WHEN WE GOT HOME FROM THE OCEAN IN THE FIRST WEEK of March, we walked down to our son's grave site, and there we heard the pipes. Bryce appeared, decked out in full military regalia, and stood blowing till his face looked like a spark plug. Maggie walked over and kissed him on the cheek, and with tear stained freckles, he faded away down the riverside.

We walked back to the house, and parked in the drive sat a brand-new red Massey Ferguson tractor. We walked around it like it was a snake, then decided it wouldn't bite us, and better yet nobody would accuse us of stealing it. Somebody had tied a case's worth of empty Old Milwaukee cans to the back and hung a sign from the rear of the seat that read JUST WOKE Up. On the front, an airbrushed sign read MAGGIE LovEs DYLAN. Corny, yes, but who am I to change Bryce? We spent most of the next day on that tractor, and Maggie drove the entire time.

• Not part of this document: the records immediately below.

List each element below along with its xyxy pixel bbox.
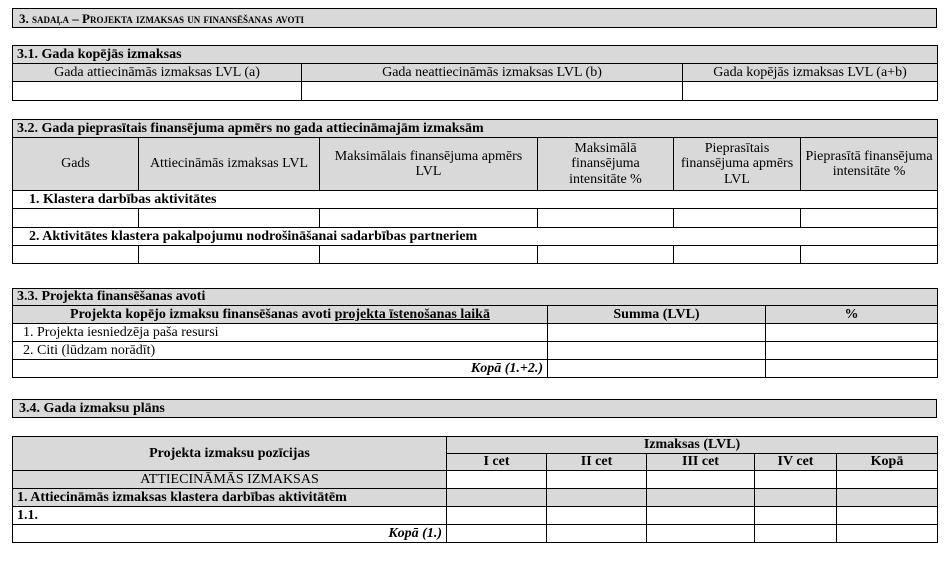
col-requested-intensity: Pieprasītā finansējuma intensitāte % <box>801 138 938 191</box>
input-cell[interactable] <box>755 525 837 543</box>
section-3-4-header <box>12 399 937 418</box>
section-title: sadaļa – Projekta izmaksas un finansēšanas avoti <box>32 11 304 26</box>
table-3-4 <box>12 436 938 543</box>
col-costs: Izmaksas (LVL) <box>447 437 938 454</box>
input-ineligible-costs[interactable] <box>302 82 683 101</box>
input-cell[interactable] <box>547 471 647 489</box>
row-eligible-cluster: 1. Attiecināmās izmaksas klastera darbības aktivitātēm <box>13 489 447 507</box>
section-number: 3. <box>19 11 29 26</box>
input-cell[interactable] <box>755 489 837 507</box>
col-percent: % <box>766 306 938 324</box>
input-cell[interactable] <box>547 525 647 543</box>
col-eligible: Attiecināmās izmaksas LVL <box>139 138 320 191</box>
input-cell[interactable] <box>13 246 139 264</box>
input-cell[interactable] <box>447 507 547 525</box>
row-partner-services: 2. Aktivitātes klastera pakalpojumu nodrošināšanai sadarbības partneriem <box>13 228 938 246</box>
table-3-3-title: 3.3. Projekta finansēšanas avoti <box>13 289 938 306</box>
input-cell[interactable] <box>320 209 538 228</box>
row-cluster-activities: 1. Klastera darbības aktivitātes <box>13 191 938 209</box>
input-cell[interactable] <box>674 246 801 264</box>
col-requested-funding: Pieprasītais finansējuma apmērs LVL <box>674 138 801 191</box>
table-3-3 <box>12 288 938 378</box>
input-cell[interactable] <box>674 209 801 228</box>
section-3-4-title: 3.4. Gada izmaksu plāns <box>19 401 165 416</box>
row-eligible-heading: ATTIECINĀMĀS IZMAKSAS <box>13 471 447 489</box>
input-cell[interactable] <box>547 489 647 507</box>
input-eligible-costs[interactable] <box>13 82 302 101</box>
input-cell[interactable] <box>548 324 766 342</box>
table-3-1-title: 3.1. Gada kopējās izmaksas <box>13 46 938 64</box>
col-total: Kopā <box>837 454 938 471</box>
col-total-costs: Gada kopējās izmaksas LVL (a+b) <box>683 64 938 82</box>
input-cell[interactable] <box>837 507 938 525</box>
row-1-1: 1.1. <box>13 507 447 525</box>
col-funding-sources <box>13 306 548 324</box>
input-cell[interactable] <box>320 246 538 264</box>
input-cell[interactable] <box>766 324 938 342</box>
input-cell[interactable] <box>801 209 938 228</box>
input-cell[interactable] <box>447 525 547 543</box>
input-cell[interactable] <box>755 507 837 525</box>
table-3-2 <box>12 119 938 264</box>
input-cell[interactable] <box>547 507 647 525</box>
input-cell[interactable] <box>766 360 938 378</box>
input-cell[interactable] <box>139 209 320 228</box>
col-q4: IV cet <box>755 454 837 471</box>
row-other-sources: 2. Citi (lūdzam norādīt) <box>13 342 548 360</box>
col-funding-sources-text: Projekta kopējo izmaksu finansēšanas avoti <box>70 306 335 322</box>
col-q1: I cet <box>447 454 547 471</box>
section-3-header <box>12 8 937 28</box>
col-eligible-costs: Gada attiecināmās izmaksas LVL (a) <box>13 64 302 82</box>
input-total-costs[interactable] <box>683 82 938 101</box>
input-cell[interactable] <box>837 471 938 489</box>
input-cell[interactable] <box>837 489 938 507</box>
table-3-1 <box>12 45 938 101</box>
input-cell[interactable] <box>647 471 755 489</box>
input-cell[interactable] <box>647 525 755 543</box>
input-cell[interactable] <box>13 209 139 228</box>
col-funding-sources-underlined: projekta īstenošanas laikā <box>334 306 490 322</box>
table-3-2-title: 3.2. Gada pieprasītais finansējuma apmērs no gada attiecināmajām izmaksām <box>13 120 938 138</box>
input-cell[interactable] <box>538 246 674 264</box>
input-cell[interactable] <box>647 507 755 525</box>
row-total: Kopā (1.+2.) <box>13 360 548 378</box>
col-q3: III cet <box>647 454 755 471</box>
col-ineligible-costs: Gada neattiecināmās izmaksas LVL (b) <box>302 64 683 82</box>
input-cell[interactable] <box>801 246 938 264</box>
input-cell[interactable] <box>538 209 674 228</box>
input-cell[interactable] <box>447 471 547 489</box>
col-q2: II cet <box>547 454 647 471</box>
col-max-funding: Maksimālais finansējuma apmērs LVL <box>320 138 538 191</box>
input-cell[interactable] <box>139 246 320 264</box>
col-max-intensity: Maksimālā finansējuma intensitāte % <box>538 138 674 191</box>
row-own-resources: 1. Projekta iesniedzēja paša resursi <box>13 324 548 342</box>
col-sum: Summa (LVL) <box>548 306 766 324</box>
col-year: Gads <box>13 138 139 191</box>
input-cell[interactable] <box>447 489 547 507</box>
row-total-1: Kopā (1.) <box>13 525 447 543</box>
input-cell[interactable] <box>755 471 837 489</box>
input-cell[interactable] <box>647 489 755 507</box>
input-cell[interactable] <box>548 360 766 378</box>
col-cost-positions: Projekta izmaksu pozīcijas <box>13 437 447 471</box>
input-cell[interactable] <box>548 342 766 360</box>
input-cell[interactable] <box>837 525 938 543</box>
input-cell[interactable] <box>766 342 938 360</box>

Life in Digger had returned to some sort of normalcy. That is, if anything in Digger was ever normal. Love had returned. Smiles cracked the faces of once-cold hearts. And me? I could smell gardenias even when they weren't blooming, and seldom a day passed that I didn't walk to the river and palm the acorns and dirt off my son's tombstone.

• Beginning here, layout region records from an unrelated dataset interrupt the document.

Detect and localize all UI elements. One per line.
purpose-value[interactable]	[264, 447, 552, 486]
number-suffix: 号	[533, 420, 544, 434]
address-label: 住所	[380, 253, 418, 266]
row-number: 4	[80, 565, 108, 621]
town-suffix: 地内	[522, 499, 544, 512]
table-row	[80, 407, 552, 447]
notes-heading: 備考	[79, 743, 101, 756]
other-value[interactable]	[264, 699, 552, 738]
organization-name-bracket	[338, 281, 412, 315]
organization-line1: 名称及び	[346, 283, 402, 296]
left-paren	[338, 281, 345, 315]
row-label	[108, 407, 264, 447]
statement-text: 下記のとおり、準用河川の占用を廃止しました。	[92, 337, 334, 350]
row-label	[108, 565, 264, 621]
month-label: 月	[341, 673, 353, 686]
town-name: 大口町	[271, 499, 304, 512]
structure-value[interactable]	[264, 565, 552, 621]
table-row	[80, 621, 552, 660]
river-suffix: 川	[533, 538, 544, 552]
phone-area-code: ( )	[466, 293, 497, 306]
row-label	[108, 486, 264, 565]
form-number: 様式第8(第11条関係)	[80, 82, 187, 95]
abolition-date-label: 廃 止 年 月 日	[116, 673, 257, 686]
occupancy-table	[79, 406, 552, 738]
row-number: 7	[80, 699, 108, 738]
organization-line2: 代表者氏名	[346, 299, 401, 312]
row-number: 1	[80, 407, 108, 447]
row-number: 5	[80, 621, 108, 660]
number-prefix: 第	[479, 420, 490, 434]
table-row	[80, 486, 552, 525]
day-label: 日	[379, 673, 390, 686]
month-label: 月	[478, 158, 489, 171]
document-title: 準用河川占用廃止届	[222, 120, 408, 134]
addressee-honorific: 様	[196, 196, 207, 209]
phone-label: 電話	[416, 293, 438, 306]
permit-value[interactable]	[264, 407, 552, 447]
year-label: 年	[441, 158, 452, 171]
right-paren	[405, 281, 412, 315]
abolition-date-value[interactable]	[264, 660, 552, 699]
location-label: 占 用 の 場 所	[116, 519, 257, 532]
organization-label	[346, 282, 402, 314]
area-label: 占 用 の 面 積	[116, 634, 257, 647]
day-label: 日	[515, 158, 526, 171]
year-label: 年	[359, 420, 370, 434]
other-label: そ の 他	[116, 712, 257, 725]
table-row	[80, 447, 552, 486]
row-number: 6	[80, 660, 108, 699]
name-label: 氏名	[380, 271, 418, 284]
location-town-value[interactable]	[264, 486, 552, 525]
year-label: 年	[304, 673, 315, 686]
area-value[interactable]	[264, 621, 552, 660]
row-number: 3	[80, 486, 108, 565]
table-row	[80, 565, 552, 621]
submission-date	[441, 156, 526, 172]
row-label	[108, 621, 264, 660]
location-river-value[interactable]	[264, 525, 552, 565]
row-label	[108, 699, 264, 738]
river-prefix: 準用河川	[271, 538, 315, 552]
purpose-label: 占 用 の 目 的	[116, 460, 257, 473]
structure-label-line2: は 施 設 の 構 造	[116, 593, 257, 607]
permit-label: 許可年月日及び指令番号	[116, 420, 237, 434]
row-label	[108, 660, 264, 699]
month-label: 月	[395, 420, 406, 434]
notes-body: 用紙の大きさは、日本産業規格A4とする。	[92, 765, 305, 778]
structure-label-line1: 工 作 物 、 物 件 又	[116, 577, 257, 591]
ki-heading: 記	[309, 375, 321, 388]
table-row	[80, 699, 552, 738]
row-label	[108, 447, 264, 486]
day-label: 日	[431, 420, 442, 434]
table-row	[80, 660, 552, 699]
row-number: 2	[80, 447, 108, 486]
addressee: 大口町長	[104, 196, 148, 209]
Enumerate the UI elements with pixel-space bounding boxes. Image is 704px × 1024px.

BY MID-MARCH, MUCH OF MAGGIE'S STRENGTH HAD returned. As had her green thumb. Propped up on the front porch swing, she spent an entire morning sketching an aerial view of the house and designing the yard layout. The next morning, with plan in hand, she tugged on my arm, batted those trademark eyes, and said, "I'd like to buy a few plants for the yard."

She flashed her design, and I knew instinctively that the next step in this parade would be an expensive one. I also knew occupying her hands would free up her mind, giving her time to work through two hurdles we had yet to address. The first was children, and whether or not we could ever have one of our own. The second was trying to explain to Maggie what I'd done for four and a half months while she lay sleeping.

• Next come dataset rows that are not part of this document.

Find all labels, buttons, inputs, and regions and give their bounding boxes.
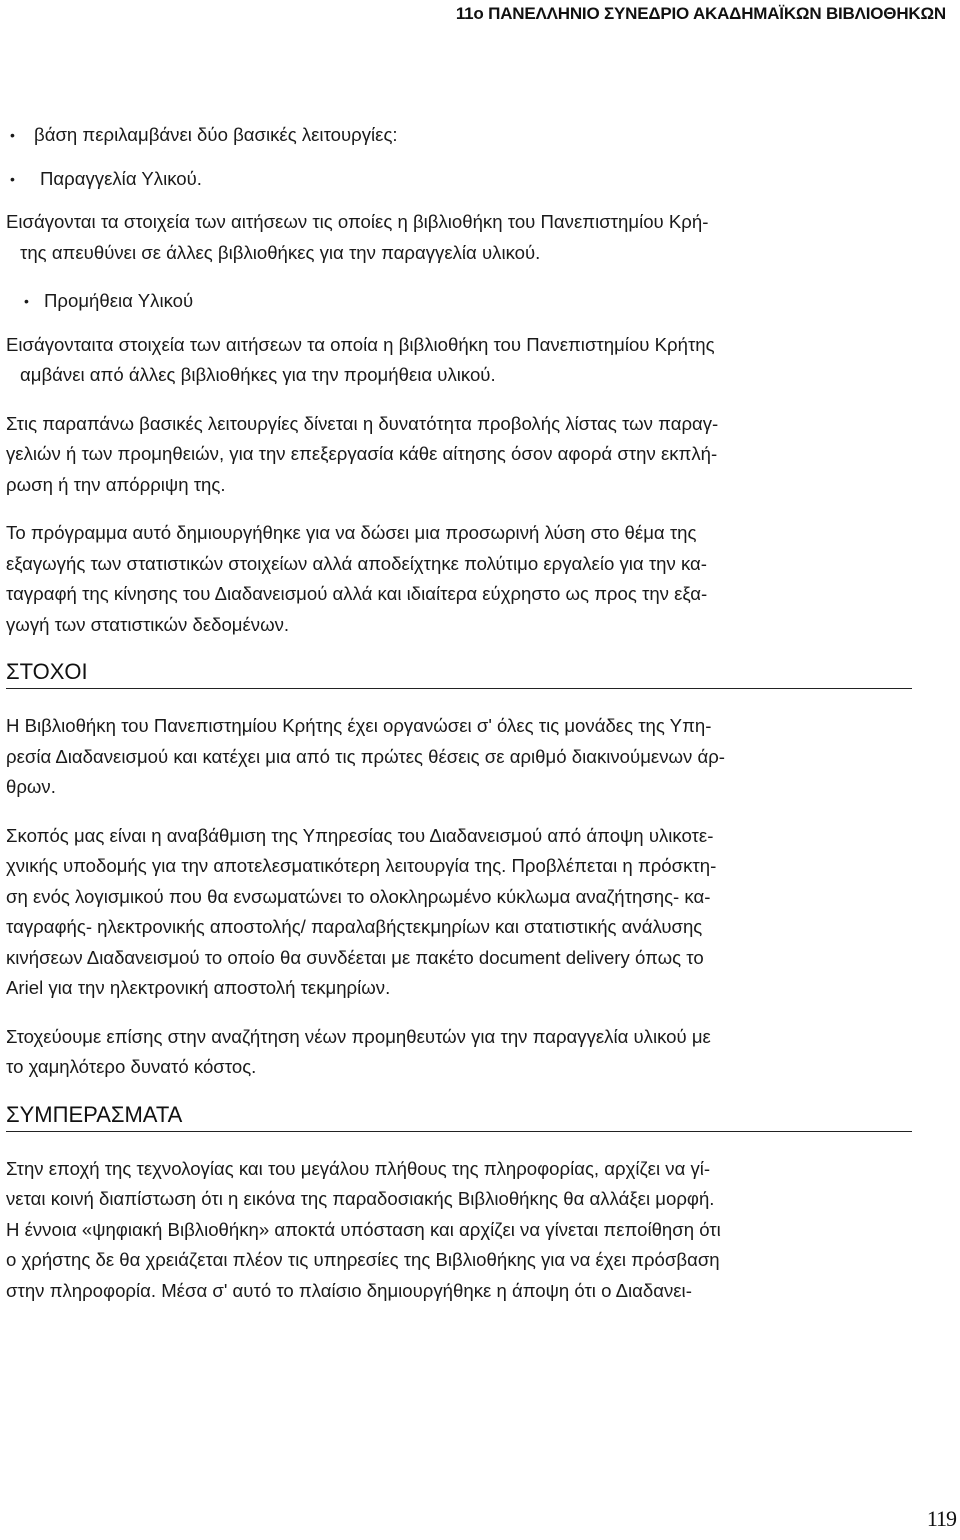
running-header: 11ο ΠΑΝΕΛΛΗΝΙΟ ΣΥΝΕΔΡΙΟ ΑΚΑΔΗΜΑΪΚΩΝ ΒΙΒΛΙΟΘΗΚΩΝ — [455, 4, 946, 23]
bullet-icon: • — [10, 170, 15, 187]
paragraph-goals-1: Η Βιβλιοθήκη του Πανεπιστημίου Κρήτης έχει οργανώσει σ' όλες τις μονάδες της Υπη- ρεσία Διαδανεισμού και κατέχει μια από τις πρώτες θέσεις σε αριθμό διακινούμενων άρ- θρων. — [6, 715, 725, 797]
paragraph-goals-2: Σκοπός μας είναι η αναβάθμιση της Υπηρεσίας του Διαδανεισμού από άποψη υλικοτε- χνικής υποδομής για την αποτελεσματικότερη λειτουργία της. Προβλέπεται η πρόσκτη- ση ενός λογισμικού που θα ενσωματώνει το ολοκληρωμένο κύκλωμα αναζήτησης- κα- ταγραφής- ηλεκτρονικής αποστολής/ παραλαβήςτεκμηρίων και στατιστικής ανάλυσης κινήσεων Διαδανεισμού το οποίο θα συνδέεται με πακέτο document delivery όπως το Ariel για την ηλεκτρονική αποστολή τεκμηρίων. — [6, 824, 717, 998]
list-item: • βάση περιλαμβάνει δύο βασικές λειτουργίες: — [6, 120, 912, 151]
paragraph-functions: Στις παραπάνω βασικές λειτουργίες δίνεται η δυνατότητα προβολής λίστας των παραγ- γελιών ή των προμηθειών, για την επεξεργασία κάθε αίτησης όσον αφορά στην εκπλή- ρωση ή την απόρριψη της. — [6, 412, 719, 495]
paragraph-order: Εισάγονται τα στοιχεία των αιτήσεων τις οποίες η βιβλιοθήκη του Πανεπιστημίου Κρή- της απευθύνει σε άλλες βιβλιοθήκες για την παραγγελία υλικού. — [6, 211, 709, 263]
section-heading-conclusions: ΣΥΜΠΕΡΑΣΜΑΤΑ — [6, 1101, 912, 1132]
page-body — [6, 120, 912, 1306]
paragraph-program: Το πρόγραμμα αυτό δημιουργήθηκε για να δώσει μια προσωρινή λύση στο θέμα της εξαγωγής των στατιστικών στοιχείων αλλά αποδείχτηκε πολύτιμο εργαλείο για την κα- ταγραφή της κίνησης του Διαδανεισμού αλλά και ιδιαίτερα εύχρηστο ως προς την εξα- γωγή των στατιστικών δεδομένων. — [6, 522, 708, 635]
list-item: • Παραγγελία Υλικού. — [6, 164, 912, 195]
paragraph-goals-3: Στοχεύουμε επίσης στην αναζήτηση νέων προμηθευτών για την παραγγελία υλικού με το χαμηλότερο δυνατό κόστος. — [6, 1025, 711, 1077]
list-item: • Προμήθεια Υλικού — [6, 286, 912, 317]
bullet-icon: • — [24, 293, 29, 309]
section-heading-goals: ΣΤΟΧΟΙ — [6, 658, 912, 689]
bullet-icon: • — [10, 127, 15, 143]
paragraph-supply: Εισάγονταιτα στοιχεία των αιτήσεων τα οποία η βιβλιοθήκη του Πανεπιστημίου Κρήτης αμβάνει από άλλες βιβλιοθήκες για την προμήθεια υλικού. — [6, 333, 715, 385]
paragraph-conclusions: Στην εποχή της τεχνολογίας και του μεγάλου πλήθους της πληροφορίας, αρχίζει να γί- νεται κοινή διαπίστωση ότι η εικόνα της παραδοσιακής Βιβλιοθήκης θα αλλάξει μορφή. Η έννοια «ψηφιακή Βιβλιοθήκη» αποκτά υπόσταση και αρχίζει να γίνεται πεποίθηση ότι ο χρήστης δε θα χρειάζεται πλέον τις υπηρεσίες της Βιβλιοθήκης για να έχει πρόσβαση στην πληροφορία. Μέσα σ' αυτό το πλαίσιο δημιουργήθηκε η άποψη ότι ο Διαδανει- — [6, 1157, 721, 1301]
page-number: 119 — [926, 1506, 956, 1531]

I looked at the yard, where I'd let weeds take over, then back at Maggie. "A few plants?"

She arched her eyebrows and said with a sneaky smile, "Well, maybe more than a few."

She pulled on a tank top, stepped into an old pair of bib overalls, laced up her running shoes, and stuffed her hair under a baseball cap. When Blue and I got in the truck, she was unconsciously tapping her foot and making notes on her list.

We reached the nursery and grabbed two flatbed carts and the assistance of a young guy with a "Can I help you?" look pasted across his face. Midway through the first greenhouse, I had serious deja vu. Toward the end of the aisle, I figured it out. The wholesale baby outlet. Although this little trip promised to cost even more. And just as I had in the baby store, somewhere down the second aisle I quit counting and just said, "Honey, I think whatever that is looks great, and we probably need a couple of those."

She rolled her eyes, stuck her pencil up into her baseball cap, and put her hand on her hip. "You're not helping me."

To say she was task-oriented would be an understatement. Chances were good that if she kept at this current pace, we'd be putting plants in the ground by flashlight. And I didn't care. My grandfather had lived by a pretty simple philosophy that made good sense to me-Happy wife, happy life.